A 75-year-old man has experienced headaches for the past 2 months. On physical examination, his vital signs are

temperature, 36.8°C; pulse, 68/min; respirations, 15/min; and blood pressure, 130/85 mm Hg. His right temporal artery is

prominent, palpable, and painful to the touch. His heart rate is regular, and there are no murmurs. A temporal artery biopsy

is performed, and the segment of temporal artery excised is grossly thickened and shows focal microscopic granulomatous

inflammation. He responds well to corticosteroid therapy. Which of the following complications of this disease is most likely to occur in untreated patients?

□ (A) Renal failure

□ (B) Hemoptysis

□ (C) Malignant hypertension

□ (D) Blindness

□ (E) Gangrene of the toes

(D) This patient has clinical features suggesting giant-cell (temporal) arteritis. This form of arteritis typically involves

large to medium-sized arteries in the head (especially temporal arteries), but also vertebral and ophthalmic arteries.

Involvement of the latter can lead to blindness. Because involvement of the kidney, lung, and peripheral arteries of the

extremities is much less common, renal failure, hemoptysis, and gangrene of toes are unusual. There is no association

between hypertension and giant-cell arteritis.
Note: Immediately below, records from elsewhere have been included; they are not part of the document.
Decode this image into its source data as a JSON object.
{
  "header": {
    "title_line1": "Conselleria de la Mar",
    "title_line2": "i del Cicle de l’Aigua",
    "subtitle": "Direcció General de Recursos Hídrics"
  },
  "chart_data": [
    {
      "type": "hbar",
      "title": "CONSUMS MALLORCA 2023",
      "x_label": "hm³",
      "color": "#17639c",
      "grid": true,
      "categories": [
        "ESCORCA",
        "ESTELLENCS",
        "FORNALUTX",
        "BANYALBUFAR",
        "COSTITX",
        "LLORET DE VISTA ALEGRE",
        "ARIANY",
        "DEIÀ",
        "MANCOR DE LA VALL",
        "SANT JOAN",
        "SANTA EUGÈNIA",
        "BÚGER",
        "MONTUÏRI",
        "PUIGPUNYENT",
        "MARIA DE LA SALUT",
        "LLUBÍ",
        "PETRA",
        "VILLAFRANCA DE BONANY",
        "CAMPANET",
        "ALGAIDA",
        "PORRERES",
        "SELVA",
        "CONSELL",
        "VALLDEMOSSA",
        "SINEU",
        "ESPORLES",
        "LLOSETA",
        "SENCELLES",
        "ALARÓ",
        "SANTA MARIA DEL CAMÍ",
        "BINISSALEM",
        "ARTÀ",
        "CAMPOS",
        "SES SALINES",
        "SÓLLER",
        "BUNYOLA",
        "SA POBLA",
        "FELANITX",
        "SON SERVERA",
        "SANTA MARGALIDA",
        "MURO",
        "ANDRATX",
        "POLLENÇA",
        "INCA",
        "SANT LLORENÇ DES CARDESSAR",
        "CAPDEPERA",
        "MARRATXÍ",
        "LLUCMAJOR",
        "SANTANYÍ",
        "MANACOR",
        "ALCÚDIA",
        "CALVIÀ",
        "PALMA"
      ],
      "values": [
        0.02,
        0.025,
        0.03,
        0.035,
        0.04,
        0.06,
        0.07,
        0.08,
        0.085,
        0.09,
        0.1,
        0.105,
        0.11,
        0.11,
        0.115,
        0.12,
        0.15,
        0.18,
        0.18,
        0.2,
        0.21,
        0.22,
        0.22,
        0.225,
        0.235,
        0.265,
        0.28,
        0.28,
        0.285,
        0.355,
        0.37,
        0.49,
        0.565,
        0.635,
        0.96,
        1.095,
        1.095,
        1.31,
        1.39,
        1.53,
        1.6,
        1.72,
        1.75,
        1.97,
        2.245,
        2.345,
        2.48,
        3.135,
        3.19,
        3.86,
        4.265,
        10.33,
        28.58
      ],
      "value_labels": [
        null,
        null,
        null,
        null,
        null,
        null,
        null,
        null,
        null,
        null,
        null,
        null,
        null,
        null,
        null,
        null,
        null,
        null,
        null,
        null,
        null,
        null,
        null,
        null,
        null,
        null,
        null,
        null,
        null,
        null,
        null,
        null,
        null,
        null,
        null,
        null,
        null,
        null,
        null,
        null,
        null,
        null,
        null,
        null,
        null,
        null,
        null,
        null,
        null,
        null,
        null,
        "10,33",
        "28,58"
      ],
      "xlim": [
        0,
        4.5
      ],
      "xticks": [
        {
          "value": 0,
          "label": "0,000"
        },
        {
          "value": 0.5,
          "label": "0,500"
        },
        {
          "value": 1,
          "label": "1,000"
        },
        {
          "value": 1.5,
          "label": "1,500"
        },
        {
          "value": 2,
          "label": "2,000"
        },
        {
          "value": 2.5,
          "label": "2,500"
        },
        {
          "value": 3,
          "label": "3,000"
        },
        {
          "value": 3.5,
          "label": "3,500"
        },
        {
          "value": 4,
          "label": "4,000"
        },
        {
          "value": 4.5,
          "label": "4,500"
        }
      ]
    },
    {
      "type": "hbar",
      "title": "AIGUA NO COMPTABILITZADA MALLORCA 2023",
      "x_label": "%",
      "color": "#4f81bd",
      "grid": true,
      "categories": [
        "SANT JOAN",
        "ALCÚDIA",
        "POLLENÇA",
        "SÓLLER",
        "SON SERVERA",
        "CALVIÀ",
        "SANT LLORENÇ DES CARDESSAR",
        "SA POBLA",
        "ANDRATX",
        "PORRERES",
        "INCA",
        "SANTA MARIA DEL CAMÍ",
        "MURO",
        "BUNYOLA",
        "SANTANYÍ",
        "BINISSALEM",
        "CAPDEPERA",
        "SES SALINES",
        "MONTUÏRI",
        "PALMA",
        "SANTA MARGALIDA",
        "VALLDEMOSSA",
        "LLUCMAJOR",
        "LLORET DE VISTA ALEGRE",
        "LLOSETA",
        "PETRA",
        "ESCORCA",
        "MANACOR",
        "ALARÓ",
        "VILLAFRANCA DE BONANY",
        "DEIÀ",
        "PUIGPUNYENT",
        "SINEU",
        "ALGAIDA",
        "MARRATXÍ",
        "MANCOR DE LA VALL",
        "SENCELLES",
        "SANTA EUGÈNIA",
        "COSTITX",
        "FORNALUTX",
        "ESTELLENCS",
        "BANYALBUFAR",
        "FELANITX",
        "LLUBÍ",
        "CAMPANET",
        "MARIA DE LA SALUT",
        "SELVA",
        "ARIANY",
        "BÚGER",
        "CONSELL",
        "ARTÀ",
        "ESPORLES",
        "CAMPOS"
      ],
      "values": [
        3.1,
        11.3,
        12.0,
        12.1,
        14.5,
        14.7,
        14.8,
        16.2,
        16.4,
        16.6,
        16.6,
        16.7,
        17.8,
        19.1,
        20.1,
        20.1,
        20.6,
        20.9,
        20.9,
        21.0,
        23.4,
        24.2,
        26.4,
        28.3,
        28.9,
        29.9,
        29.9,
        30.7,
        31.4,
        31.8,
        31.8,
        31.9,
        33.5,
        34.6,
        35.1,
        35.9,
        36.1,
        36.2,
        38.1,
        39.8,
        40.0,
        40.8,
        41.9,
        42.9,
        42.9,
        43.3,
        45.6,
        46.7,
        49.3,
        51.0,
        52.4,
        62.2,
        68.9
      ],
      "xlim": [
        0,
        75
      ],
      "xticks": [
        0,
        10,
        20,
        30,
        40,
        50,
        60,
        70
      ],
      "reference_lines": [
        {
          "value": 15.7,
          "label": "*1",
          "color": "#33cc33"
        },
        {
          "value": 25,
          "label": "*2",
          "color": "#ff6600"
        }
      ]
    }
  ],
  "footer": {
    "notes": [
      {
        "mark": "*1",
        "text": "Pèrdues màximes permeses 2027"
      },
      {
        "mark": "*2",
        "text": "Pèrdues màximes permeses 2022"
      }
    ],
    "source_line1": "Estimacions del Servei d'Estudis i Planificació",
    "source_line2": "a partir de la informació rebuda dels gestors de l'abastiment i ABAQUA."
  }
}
A 30-year-old woman has smoked one pack of cigarettes per day since she was a teenager. She has had painful

thromboses of the superficial veins of the lower legs for 1 month and episodes during which her fingers become blue and

cold. Over the next year, she develops chronic, poorly healing ulcerations of her feet. One toe becomes gangrenous and

is amputated. Histologically, at the resection margin, there is an acute and chronic vasculitis involving medium-sized

arteries, with segmental involvement. Which of the following is the most appropriate next step in treating this patient?

□ (A) Hemodialysis

□ (B) Smoking cessation

□ (C) Corticosteroid therapy

□ (D) Antibiotic therapy for syphilis

□ (E) Insulin therapy

(B) This patient has features of thromboangiitis obliterans (Buerger disease). This disease, which affects small to

medium-sized arteries of the extremities, is strongly associated with smoking. Renal involvement does not occur.

Immunosuppressive therapy is not highly effective. Syphilis produces an aortitis. Although peripheral vascular disease with

atherosclerosis is a typical finding in diabetes mellitus, vasculitis is not.